One fascinating aspect of Howard’s current attack on federalism is the depressing constitutional symmetry it potentially creates. Most of the centralising gambits of the last 85 years have been artefacts of Labor federal governments, which have been mostly very unsympathetic to federalism, seeing it as an inconvenient and unncessary conservative impediment to reformist zeal. Ironically, the centralist “reformers” are now the Tories, while Labor state governments are cast in the role of reluctant and mostly inept defenders of federalism. But the first major centralising blow was the High Court’s decision in Engineers, and one of the principal strikers of that blow was the young Robert Menzies, as Nethercote’s article explains:
Another at the bar table was Dr H.V. Evatt, destined for a later career which embraced the New South Wales Legislative Assembly, the High Court of Australia, the Commonwealth House of Representatives (Attorney-General and Minister for External Affairs, 1941-49; Leader of the Opposition, 1951-60) and the Chief Justiceship of New South Wales.

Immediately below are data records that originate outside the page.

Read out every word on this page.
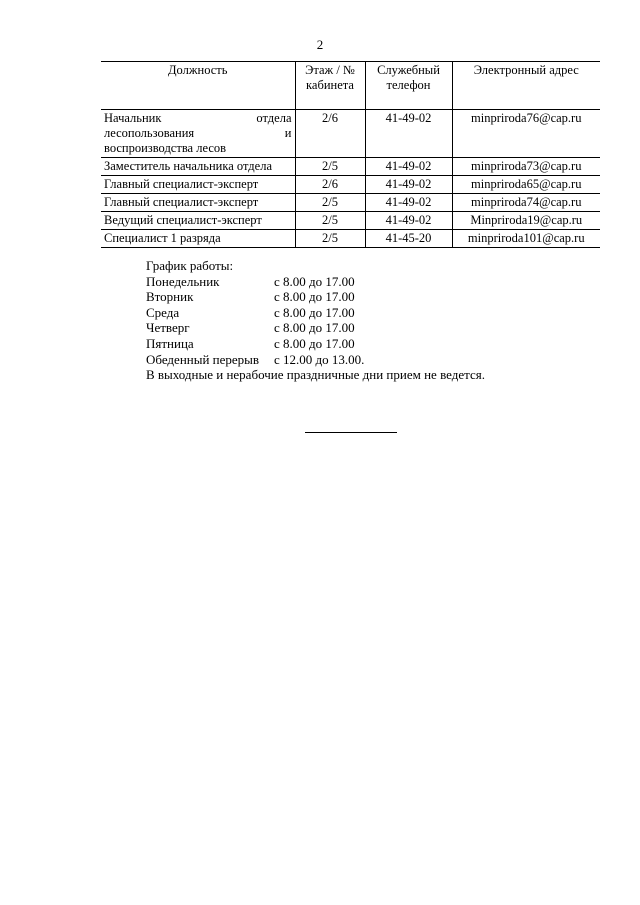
2
Должность	Этаж / № кабинета	Служебный телефон	Электронный адрес
Начальник отдела лесопользования и воспроизводства лесов	2/6	41-49-02	minpriroda76@cap.ru
Заместитель начальника отдела	2/5	41-49-02	minpriroda73@cap.ru
Главный специалист-эксперт	2/6	41-49-02	minpriroda65@cap.ru
Главный специалист-эксперт	2/5	41-49-02	minpriroda74@cap.ru
Ведущий специалист-эксперт	2/5	41-49-02	Minpriroda19@cap.ru
Специалист 1 разряда	2/5	41-45-20	minpriroda101@cap.ru
График работы:
Понедельник	с 8.00 до 17.00
Вторник	с 8.00 до 17.00
Среда	с 8.00 до 17.00
Четверг	с 8.00 до 17.00
Пятница	с 8.00 до 17.00
Обеденный перерыв	с 12.00 до 13.00.
В выходные и нерабочие праздничные дни прием не ведется.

But it was upon Menzies that the light on this occasion shone so brightly. He described his situation as follows: “I was the sole counsel for the successful party. I was very young, twenty-five years old, and a success meant a great deal to me. In fact, I got married on the strength of it.”
A late starter in the case, he did not, from the perspective of the centralist advocates on the bench, miss a cue. Counsel for the Amalgamated Society of Engineers, Menzies endeavoured to secure victory for his clients by arguing that the functions involved were trading, not governmental, and thus not affected by Griffith’s federalist legacies. Starke, one of the plainer speaking Justices, complained that Menzies’ argument was “a lot of nonsense!”. Menzies agreed, “in what [he] later realized to be an inspired moment”.
The relatively new Chief Justice, Knox, wanted to know why he was putting an argument he admitted was “nonsense”. As Menzies recollected: “`Because’, said the young Menzies (the old Menzies would not have dared to do this) `I am compelled by the earlier decisions of this Court. If your Honours will permit me to question all or any of these earlier decisions, I will undertake to advance a sensible argument’. I waited for the heavens to fall. Instead, the Chief Justice said: `The Court will retire for a few minutes?’, and when they came back he said, `This case will be adjourned ….. Each government will be notified so that it may apply to intervene. Counsel will be at liberty to challenge any earlier decision of this Court!'”
[From memory, some historians have suggested that some aspects of Menzies’ account my be somewhat apocryphal]
It would indeed be ironic if a post-modern Tory in John Howard were to drive one of the final nails into the rotting coffin of Australian federalism. It would emphasise Judith Brett’s hypothesis that Howard, despite his cloak of social conservatism, is anything but the inheritor of the Menzies tradition of respect for rule of law and the constraints, checks and balances of liberal democratic constitutionalism (of which federalism is a primary element).
PS – I may well have broken the world record for mixed metaphor in this post, having described federalism variously as a raped woman, a drafthorse, a keystone, an object thrown out of a window, and a corpse. And it wasn’t even deliberate!
PPS – I should perhaps make an important qualification. Menzies was essentially a Deakinite liberal, and Alfred Deakin (like Isaacs and Higgins, the principal judicial movers in the overthrow of Griffith’s vision of federal balance in Engineers) saw in the Constitution an implication of strong national government rather than balanced co-equal sovereign federal partnership. Hence any portrayal of Menzies as a champion of federalism is a gross oversimplification. But Menzies was also a Burkean conservative, with a respect for rule of law, tradition, constrained power and constitutional checks and balances that John Howard conspicuously lacks.